Уильям, который зачастую бывал мишенью скрытых и явных попыток завязать отношения со стороны музыкантов и администраторов оркестров женского пола, решил не отвечать на это замечание. Подтверждать это было бы глупо, а отрицать — нечестно. Вместо этого он заговорил про то, о чем думал последние несколько дней.

— Я знаю способ, как остановить сплетни — или, по крайней мере, переориентировать их.

— Какой?

— Как только я вновь начну гастролировать, я мог бы брать с собой в некоторые из поездок мою девушку. — Он погладил её большим пальцем по щеке. — Если бы ей этого захотелось, конечно.

Глаза Элизабет загорелись.

— Ей бы очень, очень захотелось.

— Отлично. — Он пригладил её волосы, откинув их с плеч, и легонько поцеловал.

— Конечно, это было бы не просто осуществить, учитывая мое преподавательское расписание.

— Давай не будем сейчас об этом говорить, — прошептал он. Он провел рукой по её щеке и плечу, ощущая кончиками пальцев шелковистую гладкость её кожи. — Детали мы обсудим потом. Я хочу думать о том, что буду видеть, как ты улыбаешься мне среди публики, а затем, после концерта, целовать тебя на заднем сидении лимузина.

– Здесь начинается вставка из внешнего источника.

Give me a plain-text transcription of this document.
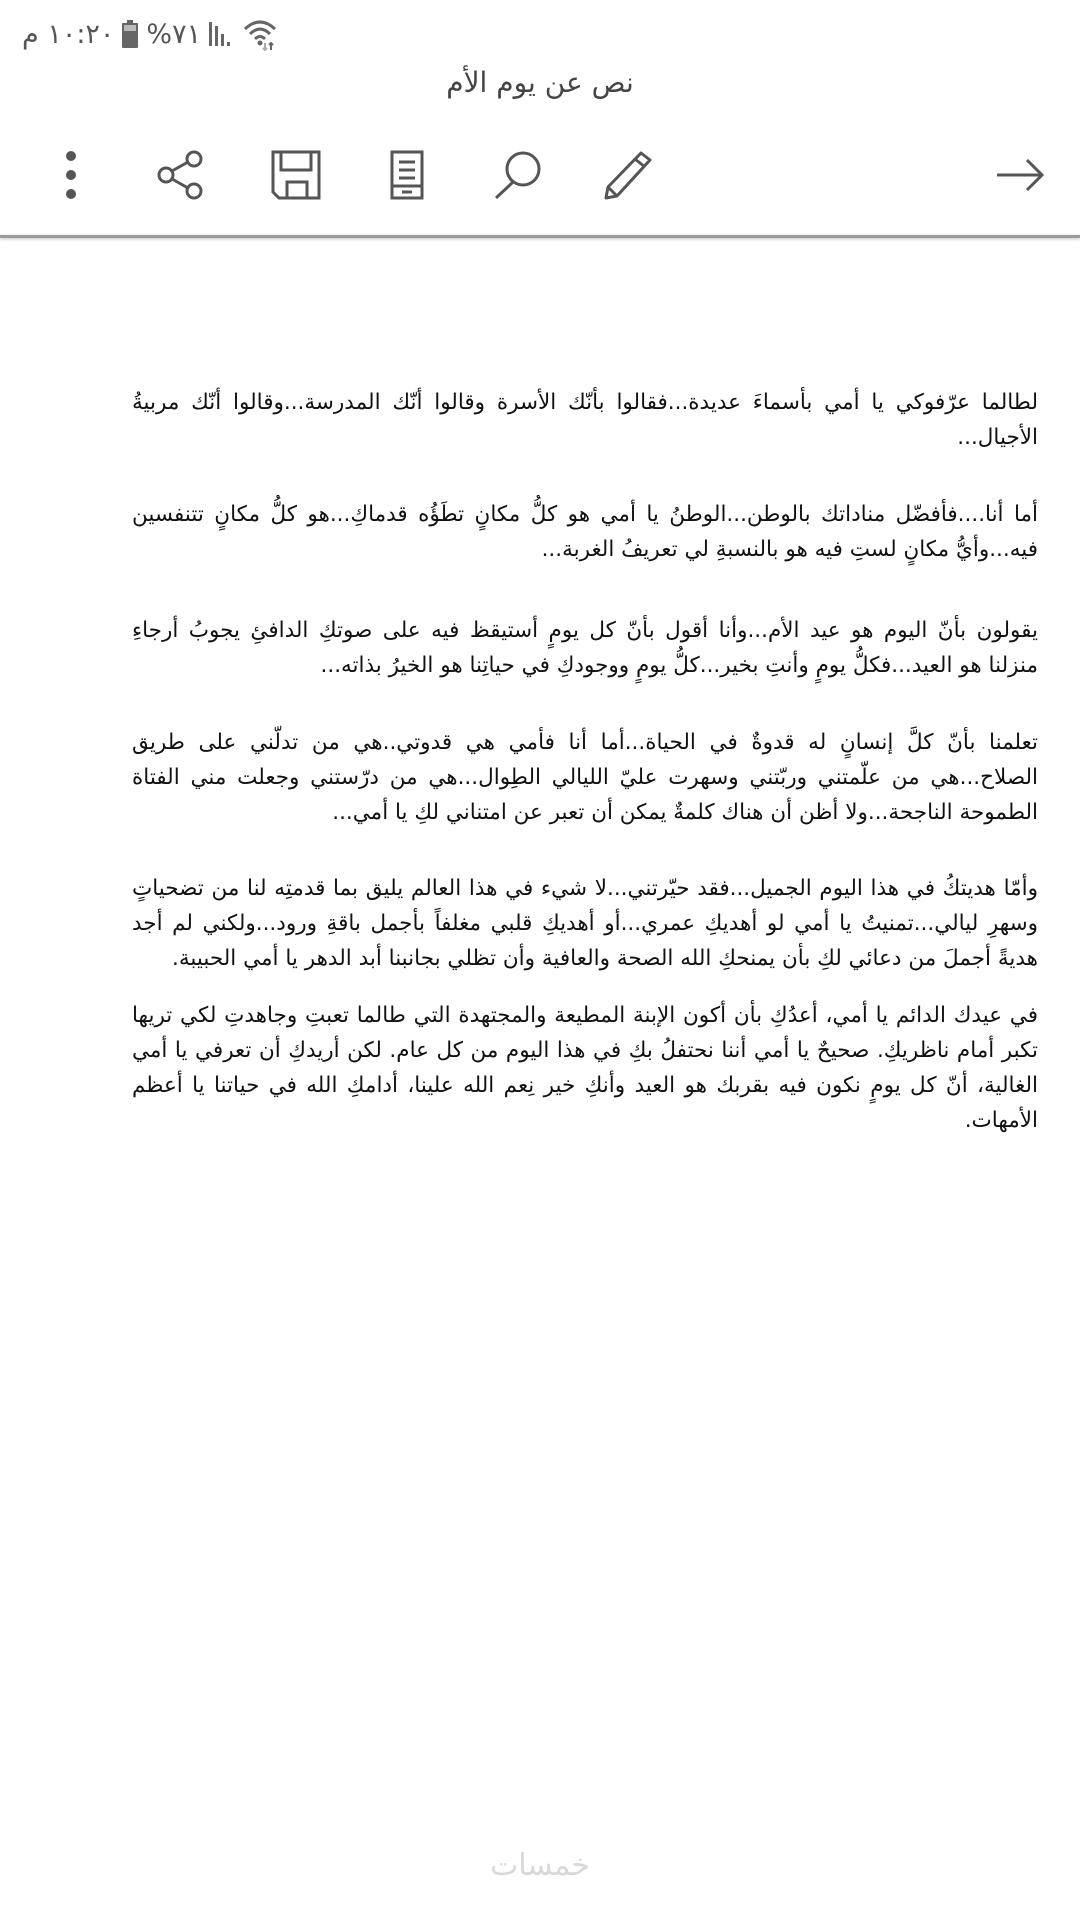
١٠:٢٠ م %٧١
نص عن يوم الأم
لطالما عرّفوكي يا أمي بأسماءَ عديدة...فقالوا بأنّك الأسرة وقالوا أنّك المدرسة...وقالوا أنّك مربيةُ
الأجيال...
أما أنا....فأفضّل مناداتك بالوطن...الوطنُ يا أمي هو كلُّ مكانٍ تطَؤُه قدماكِ...هو كلُّ مكانٍ تتنفسين
فيه...وأيُّ مكانٍ لستِ فيه هو بالنسبةِ لي تعريفُ الغربة...
يقولون بأنّ اليوم هو عيد الأم...وأنا أقول بأنّ كل يومٍ أستيقظ فيه على صوتكِ الدافئِ يجوبُ أرجاءِ
منزلنا هو العيد...فكلُّ يومٍ وأنتِ بخير...كلُّ يومٍ ووجودكِ في حياتِنا هو الخيرُ بذاته...
تعلمنا بأنّ كلَّ إنسانٍ له قدوةٌ في الحياة...أما أنا فأمي هي قدوتي..هي من تدلّني على طريق
الصلاح...هي من علّمتني وربّتني وسهرت عليّ الليالي الطِوال...هي من درّستني وجعلت مني الفتاة
الطموحة الناجحة...ولا أظن أن هناك كلمةٌ يمكن أن تعبر عن امتناني لكِ يا أمي...
وأمّا هديتكُ في هذا اليوم الجميل...فقد حيّرتني...لا شيء في هذا العالم يليق بما قدمتِه لنا من تضحياتٍ
وسهرِ ليالي...تمنيتُ يا أمي لو أهديكِ عمري...أو أهديكِ قلبي مغلفاً بأجمل باقةِ ورود...ولكني لم أجد
هديةً أجملَ من دعائي لكِ بأن يمنحكِ الله الصحة والعافية وأن تظلي بجانبنا أبد الدهر يا أمي الحبيبة.
في عيدك الدائم يا أمي، أعدُكِ بأن أكون الإبنة المطيعة والمجتهدة التي طالما تعبتِ وجاهدتِ لكي تريها
تكبر أمام ناظريكِ. صحيحٌ يا أمي أننا نحتفلُ بكِ في هذا اليوم من كل عام. لكن أريدكِ أن تعرفي يا أمي
الغالية، أنّ كل يومٍ نكون فيه بقربك هو العيد وأنكِ خير نِعم الله علينا، أدامكِ الله في حياتنا يا أعظم
الأمهات.
خمسات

— Звучит заманчиво. — Она играла с непокорным завитком, который упорно спадал ему на лоб. — Но знаешь, с другой стороны, очень многих женщин это страшно огорчит.

— О чем ты?

— О твоих поклонницах женского пола. Независимо от того, узнают ли они, что ты начал путешествовать с девушкой или подозреваешься в том, что ты — гей, их сердца все равно будут разбиты.

Он усмехнулся.

— Думаю, им просто придется с этим смириться. Хотя им лучше поостеречься. Моя девушка довольно ревнива.

— Разве? Так это твоя девушка ревнива, а не ты? — Элизабет приподняла брови, и в её глазах сверкнуло весёлое изумление.

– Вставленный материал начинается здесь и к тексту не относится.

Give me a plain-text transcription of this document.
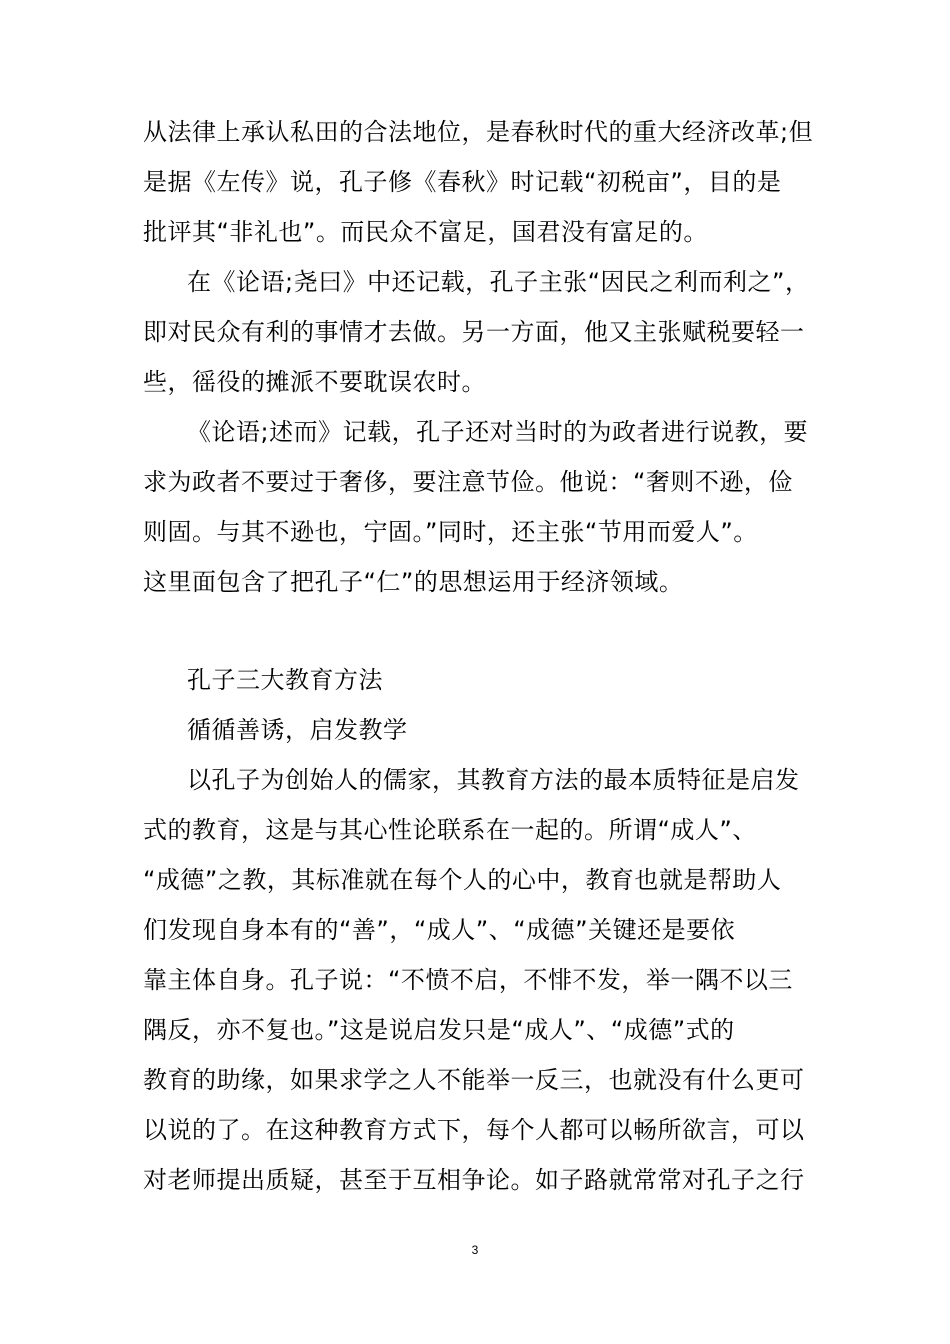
从法律上承认私田的合法地位，是春秋时代的重大经济改革;但
是据《左传》说，孔子修《春秋》时记载“初税亩”，目的是
批评其“非礼也”。而民众不富足，国君没有富足的。
在《论语;尧曰》中还记载，孔子主张“因民之利而利之”，
即对民众有利的事情才去做。另一方面，他又主张赋税要轻一
些，徭役的摊派不要耽误农时。
《论语;述而》记载，孔子还对当时的为政者进行说教，要
求为政者不要过于奢侈，要注意节俭。他说：“奢则不逊，俭
则固。与其不逊也，宁固。”同时，还主张“节用而爱人”。
这里面包含了把孔子“仁”的思想运用于经济领域。
孔子三大教育方法
循循善诱，启发教学
以孔子为创始人的儒家，其教育方法的最本质特征是启发
式的教育，这是与其心性论联系在一起的。所谓“成人”、
“成德”之教，其标准就在每个人的心中，教育也就是帮助人
们发现自身本有的“善”，“成人”、“成德”关键还是要依
靠主体自身。孔子说：“不愤不启，不悱不发，举一隅不以三
隅反，亦不复也。”这是说启发只是“成人”、“成德”式的
教育的助缘，如果求学之人不能举一反三，也就没有什么更可
以说的了。在这种教育方式下，每个人都可以畅所欲言，可以
对老师提出质疑，甚至于互相争论。如子路就常常对孔子之行
3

Он подтвердил с невинным видом:

— Абсолютно. Она довольно вспыльчива, в то время как я — истинный святой.

Она рассмеялась, и живое, радостное и веселое выражение её глаз заставило его сердце перевернуться в груди. Ti adoro, cara.** Если бы в этот момент она, приподнявшись на цыпочки, не прижалась к нему нетерпеливыми губами в сладком, нежном поцелуе, он, возможно, произнес бы эти слова вслух.

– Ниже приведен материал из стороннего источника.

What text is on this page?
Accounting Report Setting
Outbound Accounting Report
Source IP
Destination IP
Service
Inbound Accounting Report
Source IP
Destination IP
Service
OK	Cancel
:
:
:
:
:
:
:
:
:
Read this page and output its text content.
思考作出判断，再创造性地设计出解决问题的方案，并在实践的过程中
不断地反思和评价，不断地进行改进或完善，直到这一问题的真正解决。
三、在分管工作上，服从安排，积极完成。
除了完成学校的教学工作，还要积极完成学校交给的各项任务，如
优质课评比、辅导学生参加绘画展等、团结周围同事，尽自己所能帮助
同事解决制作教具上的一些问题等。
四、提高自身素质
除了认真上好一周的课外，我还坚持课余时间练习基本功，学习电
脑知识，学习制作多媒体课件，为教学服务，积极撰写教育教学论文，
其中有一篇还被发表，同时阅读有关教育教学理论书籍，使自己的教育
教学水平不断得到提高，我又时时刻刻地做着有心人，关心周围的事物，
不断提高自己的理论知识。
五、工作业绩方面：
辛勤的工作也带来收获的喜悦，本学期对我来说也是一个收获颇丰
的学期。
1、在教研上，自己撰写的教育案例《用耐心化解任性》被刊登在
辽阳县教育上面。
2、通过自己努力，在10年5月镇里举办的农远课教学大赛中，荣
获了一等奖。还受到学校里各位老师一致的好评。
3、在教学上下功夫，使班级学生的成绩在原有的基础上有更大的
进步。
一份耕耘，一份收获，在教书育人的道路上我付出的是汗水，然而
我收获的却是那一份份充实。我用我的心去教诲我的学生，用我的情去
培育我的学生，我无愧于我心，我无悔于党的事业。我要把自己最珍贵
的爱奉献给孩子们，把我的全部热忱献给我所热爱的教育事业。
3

— Ну хорошо, Святой Уильям из Верхнего Ист-Сайда, — поддразнила она, выбираясь из его объятий. — Нам лучше бы вернуть тебя на вечеринку. Как раз сейчас напитки заканчиваются, и будет нужен некто, кто обратит воду в вино.

— Мне никогда не переделать свою работу, — проворчал он, но глаза его горели, а шаг, которым он проследовал за ней из кухни, был легок и упруг.

divider

Наверное, было неизбежно, что Шарлотта, Джейн и Чарльз оказались у входа на кухню, когда Элизабет и следовавший за ней по пятам Уильям вышли за дверь. Элизабет дала себе слово не краснеть, встретив три пары любопытных глаз настолько хладнокровно, насколько могла.

— А, вот и они! — Шарлотта махнула рукой в их сторону. — Наконец-то! А мы уже начинали сомневаться, выйдете ли вы когда-нибудь на свет божий.

Решение Элизабет не краснеть разлетелось в пух и прах от понимающей усмешки подруги. Она подумала, не попытаться ли ей опровергнуть инсинуации Шарлотты, но было крайне сомнительно, что она кого-либо убедит.

— Как ты узнала, где мы были?

— Да ладно, — хихикнула Шарлотта, — мы с Чарльзом прекрасно видели, как Уильям затолкал тебя на кухню, и понятно, что вы не посуду там в темноте мыли.

— Но мы думаем, это просто здорово, что вы преодолели ваши разногласия, — торопливо добавил Чарльз. — Мы за вас беспокоились.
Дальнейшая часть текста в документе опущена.